Assumere una funzione di controllo sugli altri nell'ambito di una istituzione come quella del carcere, assumere cioè un ruolo istituzionale, induce ad assumere le norme e le regole dell'istituzione come unico valore a cui il comportamento deve adeguarsi, induce cioè quella "ridefinizione della situazione" utilizzata anche da Stanley Milgram per spiegare le conseguenze dello stato eteronomico (assenza di autonomia comportamentale) sul funzionamento psicologico delle persone. Il processo di deindividuazione induce una perdita di responsabilità personale, ovvero la ridotta considerazione delle conseguenze delle proprie azioni, indebolisce i controlli basati sul senso di colpa, la vergogna, la paura, così come quelli che inibiscono l'espressione di comportamenti distruttivi. La deindividuazione implica perciò una diminuita consapevolezza di sé, e un'aumentata identificazione e sensitività agli scopi e alle azioni intraprese dal gruppo: l'individuo pensa, in altri termini, che le proprie azioni facciano parte di quelle compiute dal gruppo.

L'importanza e l'attualità degli studi di Zimbardo e di altri ricercatori, sarebbe dimostrata dalle vicende riguardanti le torture cui furono sottoposti i prigionieri iracheni nella Prigione di Abu Ghraib, ad opera di militari statunitensi, durante l'occupazione militare dell'Iraq, iniziata nel 2003. Le immagini diffuse dai media, che ritraggono le sevizie e le umiliazioni subite dai prigionieri, risultano drammaticamente simili a quelle prodotte durante l'esperimento dell'Università di Stanford.

Le tesi alla base di questo esperimento vengono analizzate da Zimbardo in un suo saggio del 2007 (in Italia, pubblicato nel 2008) intitolato L'effetto Lucifero.

Effetto Lucifero è il termine utilizzato da Philip Zimbardo per indicare il processo per cui l'aggressività è fortemente influenzata dal contesto in cui l'individuo si trova.
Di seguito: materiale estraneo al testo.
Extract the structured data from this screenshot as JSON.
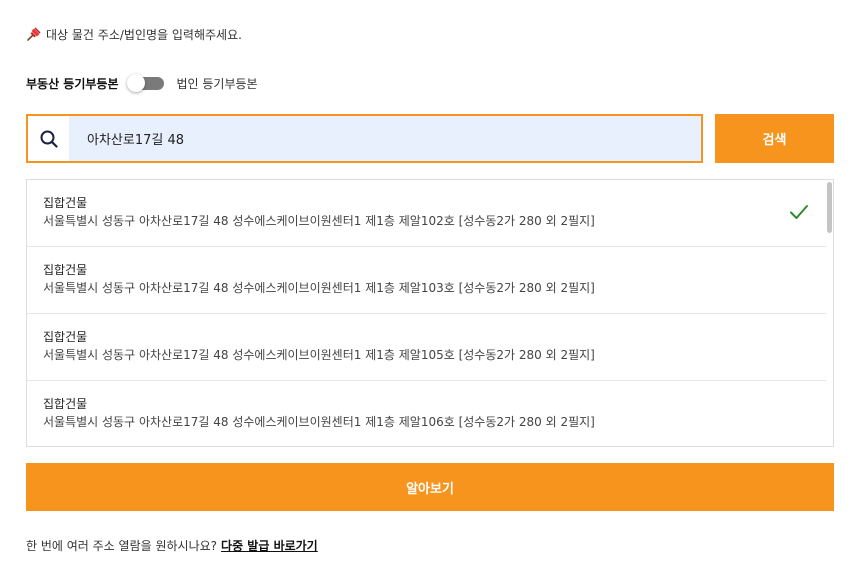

Lo studioso conia il termine in seguito all'esperimento carcerario di Stanford, che dimostra l'importanza dell'ambiente nel determinare le condotte individuali, ridefinendo la loro importanza, fino a quel momento sottovalutata nella letteratura sull'aggressività. In precedenza infatti veniva attribuita quasi esclusivamente a fattori interni all'individuo.